Not entirely sure how people use fluxcd, but I guess
most people have something like a flux-system
flux kustomization as the
root to add more flux kustomizations to their kubernetes cluster.
Here all of that is living in a monorepo, and as we're all humans people figure
out different ways to break it, which brings the reconciliation of the flux controllers down.
Thus we set out to do some pre-flight validations.
Note1: We do not use flux variable substitutions for those root kustomizations, so
if you use those, you've to put additional work into the validation and pipe things through
flux envsubst
.
First Iteration: Just Run kustomize Like Flux Would Do It
With a folder structure where we've a cluster
folder with
subfolders per cluster, we just run a for loop over all of them:
for CLUSTER in ${CLUSTERS}; do
pushd clusters/${CLUSTER}
# validate if we can create and build a flux-system like kustomization file
kustomize create --autodetect --recursive
if ! kustomize build . -o /dev/null 2> error.log; then
echo "Error building flux-system kustomization for cluster ${CLUSTER}"
cat error.log
fi
popd
done
Second Iteration: Make Sure Our Workload Subfolder Have a kustomization.yaml
Next someone figured out that you can delete some yaml files from a workload subfolder,
including the kustomization.yaml
, but not all of them.
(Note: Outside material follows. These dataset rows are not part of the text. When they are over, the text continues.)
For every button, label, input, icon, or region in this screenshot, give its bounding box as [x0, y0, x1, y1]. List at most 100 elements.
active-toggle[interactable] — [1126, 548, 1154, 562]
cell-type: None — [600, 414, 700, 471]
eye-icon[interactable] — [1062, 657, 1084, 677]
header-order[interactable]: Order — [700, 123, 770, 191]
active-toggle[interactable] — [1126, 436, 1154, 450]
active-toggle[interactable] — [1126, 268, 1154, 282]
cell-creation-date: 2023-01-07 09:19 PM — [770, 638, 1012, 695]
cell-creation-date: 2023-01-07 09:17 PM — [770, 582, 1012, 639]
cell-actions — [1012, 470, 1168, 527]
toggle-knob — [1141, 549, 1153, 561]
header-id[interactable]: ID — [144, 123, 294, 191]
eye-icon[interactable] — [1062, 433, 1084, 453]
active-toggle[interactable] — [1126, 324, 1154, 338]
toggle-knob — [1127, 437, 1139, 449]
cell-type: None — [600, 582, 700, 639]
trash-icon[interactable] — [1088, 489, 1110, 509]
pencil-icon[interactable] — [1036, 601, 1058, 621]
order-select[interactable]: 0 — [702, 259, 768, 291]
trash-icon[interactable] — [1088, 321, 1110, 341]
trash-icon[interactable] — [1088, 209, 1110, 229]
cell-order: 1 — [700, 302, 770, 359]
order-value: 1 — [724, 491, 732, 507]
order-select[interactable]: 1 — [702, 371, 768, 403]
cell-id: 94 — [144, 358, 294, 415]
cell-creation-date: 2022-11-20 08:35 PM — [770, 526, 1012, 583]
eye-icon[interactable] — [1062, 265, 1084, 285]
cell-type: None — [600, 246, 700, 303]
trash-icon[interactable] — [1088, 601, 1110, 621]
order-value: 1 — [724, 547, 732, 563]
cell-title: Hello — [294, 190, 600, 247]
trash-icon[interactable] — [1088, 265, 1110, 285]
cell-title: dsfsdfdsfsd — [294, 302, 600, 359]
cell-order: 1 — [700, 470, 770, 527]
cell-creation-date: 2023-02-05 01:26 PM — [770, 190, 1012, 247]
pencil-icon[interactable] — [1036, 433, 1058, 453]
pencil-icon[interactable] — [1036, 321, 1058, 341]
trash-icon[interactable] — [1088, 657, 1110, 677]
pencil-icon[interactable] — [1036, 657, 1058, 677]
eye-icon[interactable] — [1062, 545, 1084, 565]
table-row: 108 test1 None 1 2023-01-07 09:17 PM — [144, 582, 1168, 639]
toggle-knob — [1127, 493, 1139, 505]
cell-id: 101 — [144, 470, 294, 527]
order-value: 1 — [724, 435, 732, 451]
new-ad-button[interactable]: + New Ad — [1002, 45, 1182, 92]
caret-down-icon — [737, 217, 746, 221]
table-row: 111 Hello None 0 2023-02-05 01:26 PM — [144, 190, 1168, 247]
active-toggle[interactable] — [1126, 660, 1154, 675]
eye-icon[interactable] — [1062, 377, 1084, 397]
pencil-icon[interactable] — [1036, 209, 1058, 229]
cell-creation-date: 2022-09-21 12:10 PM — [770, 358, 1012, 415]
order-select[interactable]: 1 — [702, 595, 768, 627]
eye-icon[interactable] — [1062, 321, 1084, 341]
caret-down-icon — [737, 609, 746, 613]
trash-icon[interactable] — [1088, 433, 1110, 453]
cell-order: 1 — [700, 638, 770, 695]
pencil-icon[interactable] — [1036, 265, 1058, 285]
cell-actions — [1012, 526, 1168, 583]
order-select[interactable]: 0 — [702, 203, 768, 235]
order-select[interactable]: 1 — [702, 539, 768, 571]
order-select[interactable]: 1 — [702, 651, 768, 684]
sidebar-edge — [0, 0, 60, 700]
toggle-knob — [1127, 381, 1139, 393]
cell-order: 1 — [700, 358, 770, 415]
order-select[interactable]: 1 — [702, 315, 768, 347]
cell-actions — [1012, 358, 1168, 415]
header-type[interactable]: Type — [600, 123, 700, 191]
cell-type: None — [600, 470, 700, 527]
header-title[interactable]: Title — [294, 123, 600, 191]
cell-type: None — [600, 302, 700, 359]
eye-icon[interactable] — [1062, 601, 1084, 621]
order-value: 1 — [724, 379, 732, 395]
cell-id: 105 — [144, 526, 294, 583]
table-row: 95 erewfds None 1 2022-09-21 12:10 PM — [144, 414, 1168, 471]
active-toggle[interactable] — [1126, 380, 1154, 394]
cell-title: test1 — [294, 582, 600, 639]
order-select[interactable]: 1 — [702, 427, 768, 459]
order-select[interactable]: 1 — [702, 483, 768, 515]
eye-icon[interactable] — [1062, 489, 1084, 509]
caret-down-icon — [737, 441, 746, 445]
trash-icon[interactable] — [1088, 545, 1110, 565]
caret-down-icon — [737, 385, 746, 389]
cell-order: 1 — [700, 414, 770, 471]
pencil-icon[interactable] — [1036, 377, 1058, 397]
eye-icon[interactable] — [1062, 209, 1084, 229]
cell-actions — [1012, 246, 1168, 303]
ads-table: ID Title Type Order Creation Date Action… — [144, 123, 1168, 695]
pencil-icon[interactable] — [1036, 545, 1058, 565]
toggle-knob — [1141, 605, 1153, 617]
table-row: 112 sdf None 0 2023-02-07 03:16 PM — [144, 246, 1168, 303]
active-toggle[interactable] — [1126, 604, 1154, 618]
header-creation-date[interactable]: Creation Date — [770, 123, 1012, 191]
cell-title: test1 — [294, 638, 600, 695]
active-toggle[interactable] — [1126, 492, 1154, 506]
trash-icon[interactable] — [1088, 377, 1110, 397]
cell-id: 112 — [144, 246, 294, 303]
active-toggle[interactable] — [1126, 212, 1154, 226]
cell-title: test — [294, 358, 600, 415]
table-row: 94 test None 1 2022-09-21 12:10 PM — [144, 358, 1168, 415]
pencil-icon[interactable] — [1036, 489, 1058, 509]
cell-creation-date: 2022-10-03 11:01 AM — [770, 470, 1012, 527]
That left around a resource
definition which lacks some other referenced objects, but is still happily included into
the root kustomization by kustomize create
and flux, which of course did not work.
Thus we started to catch that as well in our growing for loop:
for CLUSTER in ${CLUSTERS}; do
pushd clusters/${CLUSTER}
# validate if we can create and build a flux-system like kustomization file
kustomize create --autodetect --recursive
if ! kustomize build . -o /dev/null 2> error.log; then
echo "Error building flux-system kustomization for cluster ${CLUSTER}"
cat error.log
fi
# validate if we always have a kustomization file in folders with yaml files
for CLFOLDER in $(find . -type d); do
test -f ${CLFOLDER}/kustomization.yaml && continue
test -f ${CLFOLDER}/kustomization.yml && continue
if [[ $(find ${CLFOLDER} -maxdepth 1 \( -name '*.yaml' -o -name '*.yml' \) -type f|wc -l) != 0 ]]; then
echo "Error Cluster ${CLUSTER} folder ${CLFOLDER} lacks a kustomization.yaml"
fi
done
popd
done
Note2: I shortened those snippets to the core parts. In our case some things are a bit specific to how we implemented the execution of those checks in GitHub action workflows. Hope that's enough to transport the idea of what to check for.